Array - one or more solar (PV) panels that creates electricity when exposed to sunlight

Batteries - used to store the energy created by the solar panels, so that power can be used when the sun isn't shining. The batteries also are there for times when more power is required than the solar panels are producing at that moment. Some systems do not use batteries. These are usually small systems of one appliance that only needs to run when the sun is shining, for example a pump or a fan. Batteries are generally 80% efficient.

Charge Controller - a device that prevents the solar panels from overcharging the batteries. Batteries can hold a certain amount of power (rated in amp-hours). If you try to put more energy into the batteries when they're full, they are damaged. The charge controller disconnects the solar panels when the batteries are full.

Inverter - the PV panels produce, and batteries store, energy in the form of DC current. Common household appliances use AC current. It doesn't matter how they're different, just that they are. The inverter changes the type of power (low voltage DC) to high voltage AC, so that we can run common appliances.

Monitor - You wouldn't want a car with no gas guage or speedometer, would you? The monitor displays everything you want or need to know about the system, including the age-old question, "how much energy is left in the batteries?"

Designing a system

How many solar panels do you need? What size inverter? How about the charge controller - which one is best for your needs?

The design of your system depends on several factors. The two most imporant factors are 1) the amount of energy you need to use, and 2) the climate and amount of sun at the site.

To determine the amount of power you need, the Solar Bus has a free System Sizing Worksheet (pdf), where you list your appliances and estimate your energy demand.

Once your energy demand is determined, a system can be designed that will provide the energy you need. The number of solar panels, size of inverter and all the rest of the components can be figured based on your demand and your geographical location.

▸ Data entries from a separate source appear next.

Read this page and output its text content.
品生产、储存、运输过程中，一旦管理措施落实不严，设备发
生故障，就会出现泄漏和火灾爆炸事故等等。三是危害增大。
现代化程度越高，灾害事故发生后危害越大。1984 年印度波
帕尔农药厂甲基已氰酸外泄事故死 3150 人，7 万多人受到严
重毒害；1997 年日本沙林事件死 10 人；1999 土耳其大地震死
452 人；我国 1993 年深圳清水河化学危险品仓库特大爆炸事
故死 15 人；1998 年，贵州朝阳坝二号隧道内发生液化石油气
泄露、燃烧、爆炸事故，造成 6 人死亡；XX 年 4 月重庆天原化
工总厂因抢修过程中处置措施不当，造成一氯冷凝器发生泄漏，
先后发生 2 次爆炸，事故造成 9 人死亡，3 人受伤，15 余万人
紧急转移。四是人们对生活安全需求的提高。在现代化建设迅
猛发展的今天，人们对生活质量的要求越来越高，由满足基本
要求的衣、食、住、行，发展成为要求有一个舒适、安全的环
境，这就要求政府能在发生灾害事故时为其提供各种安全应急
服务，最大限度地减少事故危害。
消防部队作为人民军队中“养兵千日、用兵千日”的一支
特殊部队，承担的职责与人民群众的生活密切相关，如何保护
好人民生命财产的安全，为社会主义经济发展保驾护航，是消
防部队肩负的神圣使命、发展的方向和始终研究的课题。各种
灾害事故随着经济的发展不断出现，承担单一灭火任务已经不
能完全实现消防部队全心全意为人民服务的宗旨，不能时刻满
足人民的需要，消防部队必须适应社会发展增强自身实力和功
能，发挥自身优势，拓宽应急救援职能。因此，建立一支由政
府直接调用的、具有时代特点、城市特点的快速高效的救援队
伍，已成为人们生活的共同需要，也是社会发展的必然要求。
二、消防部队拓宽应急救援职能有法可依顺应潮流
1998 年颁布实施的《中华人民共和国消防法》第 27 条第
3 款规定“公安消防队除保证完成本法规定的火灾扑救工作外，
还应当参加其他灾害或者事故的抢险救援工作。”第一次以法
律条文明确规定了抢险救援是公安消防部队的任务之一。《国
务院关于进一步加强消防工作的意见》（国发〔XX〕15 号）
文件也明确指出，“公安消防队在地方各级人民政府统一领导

There are several books available that explain how to design your own system. You can also contact a retail company that sells the solar equipment. Most of them will design a system for you, either for free, or for a nominal fee (sometimes refundable when you purchase a system).

If you want an unbiased system designed, not from someone who wants to sell a system to you, we can design a system for you for a nominal fee of $25. You can take this system design to any company that sells the equipment, and purchase the items recommended, or compare our design to what they suggest.

To have a system designed for you by the Solar Bus, fill out the System Design Worksheet and send it to the address on the letterhead with a check for $25. Gary Beckwith (the driver of the Solar Bus) has 15 years experience designing solar energy systems, and he'll get back to you within one week of receiving your worksheet with a list of the components you would need to put together a system.

Solar Energy on the Solar Bus

Thanks to Evergreen Solar, Outback Power Systems, and Real Goods, there is a fully functioning photovoltaic system on the Solar Bus. We have 400 watts of solar panels on the roof, 6 golf cart batteries, and a 2800 watt sinewave inverter on board. With this system, we can teach and demonstrate solar energy to your school or organization. And we can power public events such as small concerts, outdoor movies, lectures, rallies, etc.